If you witness drastic, sudden shifts in your dog’s sleeping habits, it’s best to consult a vet to be safe and rule out anything sinister and to make sure your dog is getting the nutrients he or she needs to stay healthy.
Is My Dog Not Sleeping Enough?
Maybe instead of sleeping too much, you worry your dog is not sleeping enough. Again, it’s important to be aware of sudden shifts in your dog’s sleeping habits.
Some reasons why dogs may have trouble sleeping include:
- Physical Pain. Dogs experience arthritics or other pain may not sleep well.
- Emotional Discomfort. Dogs suffering from stress or anxiety may have a hard time resting.
- Medication. Trouble sleeping could be a side affect of a medication your dog is prescribed.
Video: How Much Sleep Should Your Dog Get?
- Not Enough Exercise. If your dog isn’t getting enough exercise throughout the day, he or she may be antsy and energetic.
Where Should Dogs Sleep?
Some owners prefer that their dog sleep in their own bed, while others share their bed with their canine pal.

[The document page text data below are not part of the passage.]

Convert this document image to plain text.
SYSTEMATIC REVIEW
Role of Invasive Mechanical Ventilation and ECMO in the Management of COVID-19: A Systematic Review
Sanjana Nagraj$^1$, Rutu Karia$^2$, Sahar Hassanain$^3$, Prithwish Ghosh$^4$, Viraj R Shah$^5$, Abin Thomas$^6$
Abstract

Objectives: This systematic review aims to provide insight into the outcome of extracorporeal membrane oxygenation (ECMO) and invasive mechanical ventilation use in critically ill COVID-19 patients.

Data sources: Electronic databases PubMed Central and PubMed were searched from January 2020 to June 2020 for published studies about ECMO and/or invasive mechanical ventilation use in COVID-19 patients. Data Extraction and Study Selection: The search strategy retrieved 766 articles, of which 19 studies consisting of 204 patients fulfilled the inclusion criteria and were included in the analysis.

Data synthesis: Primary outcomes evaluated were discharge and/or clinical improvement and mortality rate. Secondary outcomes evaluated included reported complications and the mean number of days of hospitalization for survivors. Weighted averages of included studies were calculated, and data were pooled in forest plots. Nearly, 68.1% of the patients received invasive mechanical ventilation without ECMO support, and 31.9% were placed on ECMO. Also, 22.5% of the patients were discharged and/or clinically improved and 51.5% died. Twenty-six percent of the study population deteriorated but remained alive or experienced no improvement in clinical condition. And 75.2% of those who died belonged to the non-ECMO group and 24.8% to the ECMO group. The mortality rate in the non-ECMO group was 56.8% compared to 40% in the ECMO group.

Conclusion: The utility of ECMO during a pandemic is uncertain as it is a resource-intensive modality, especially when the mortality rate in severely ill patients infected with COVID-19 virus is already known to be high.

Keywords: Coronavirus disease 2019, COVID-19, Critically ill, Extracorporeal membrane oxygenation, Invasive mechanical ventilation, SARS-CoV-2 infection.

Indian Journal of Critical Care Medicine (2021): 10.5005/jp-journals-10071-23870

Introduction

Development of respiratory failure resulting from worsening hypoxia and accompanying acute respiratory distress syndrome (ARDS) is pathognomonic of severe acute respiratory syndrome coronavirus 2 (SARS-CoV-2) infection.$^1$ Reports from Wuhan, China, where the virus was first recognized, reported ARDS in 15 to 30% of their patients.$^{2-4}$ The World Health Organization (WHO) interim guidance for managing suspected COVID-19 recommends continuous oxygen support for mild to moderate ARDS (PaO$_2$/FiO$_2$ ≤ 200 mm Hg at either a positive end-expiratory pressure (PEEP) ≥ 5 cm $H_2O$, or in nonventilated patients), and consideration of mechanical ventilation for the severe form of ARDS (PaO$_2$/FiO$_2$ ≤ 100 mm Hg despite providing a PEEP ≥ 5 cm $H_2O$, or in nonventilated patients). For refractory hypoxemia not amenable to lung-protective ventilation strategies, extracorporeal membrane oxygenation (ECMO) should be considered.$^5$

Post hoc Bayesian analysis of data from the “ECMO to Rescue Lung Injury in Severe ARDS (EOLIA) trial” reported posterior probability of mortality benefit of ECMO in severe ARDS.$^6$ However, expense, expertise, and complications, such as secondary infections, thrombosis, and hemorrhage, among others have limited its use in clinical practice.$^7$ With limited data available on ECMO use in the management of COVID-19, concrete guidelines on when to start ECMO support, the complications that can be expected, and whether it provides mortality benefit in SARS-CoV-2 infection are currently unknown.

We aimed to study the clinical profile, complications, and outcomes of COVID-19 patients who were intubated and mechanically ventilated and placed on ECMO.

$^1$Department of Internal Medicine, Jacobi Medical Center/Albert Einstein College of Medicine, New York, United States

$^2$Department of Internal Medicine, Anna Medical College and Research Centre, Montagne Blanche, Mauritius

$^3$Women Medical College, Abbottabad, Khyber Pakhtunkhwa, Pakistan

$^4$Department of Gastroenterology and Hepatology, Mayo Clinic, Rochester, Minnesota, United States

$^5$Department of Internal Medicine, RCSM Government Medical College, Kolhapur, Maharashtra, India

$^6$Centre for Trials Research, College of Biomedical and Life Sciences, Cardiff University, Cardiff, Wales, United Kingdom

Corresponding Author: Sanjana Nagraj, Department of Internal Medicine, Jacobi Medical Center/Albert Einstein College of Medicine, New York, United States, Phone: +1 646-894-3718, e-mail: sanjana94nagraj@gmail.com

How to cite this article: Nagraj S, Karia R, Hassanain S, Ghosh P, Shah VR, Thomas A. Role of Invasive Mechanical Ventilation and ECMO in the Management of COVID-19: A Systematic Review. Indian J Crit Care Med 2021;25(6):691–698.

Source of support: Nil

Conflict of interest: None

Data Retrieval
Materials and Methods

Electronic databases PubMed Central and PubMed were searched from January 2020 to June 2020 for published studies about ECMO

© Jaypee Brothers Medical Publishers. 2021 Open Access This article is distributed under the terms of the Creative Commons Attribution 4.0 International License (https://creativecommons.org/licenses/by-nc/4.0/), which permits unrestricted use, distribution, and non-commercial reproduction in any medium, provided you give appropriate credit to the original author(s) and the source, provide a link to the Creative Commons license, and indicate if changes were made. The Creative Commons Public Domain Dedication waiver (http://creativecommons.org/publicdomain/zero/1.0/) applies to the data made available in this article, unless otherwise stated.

Even if your dog tends to sleep with you when you go to bed at night, we recommend that you have a dog bed or comfy, cushioned area in your home just for your dog, where your dog can lounge and nap. You’ll definitely want to get a dog bed if you have a senior dog, as they aren’t as easily able to jump up on beds and couches to find a comfortable sleeping spot.
Remember, dogs nap throughout the day, but they still want to be by your side! Set up a dog bed in an area of the house that you frequent, so that your canine pal can snooze away while still keeping an eye on you.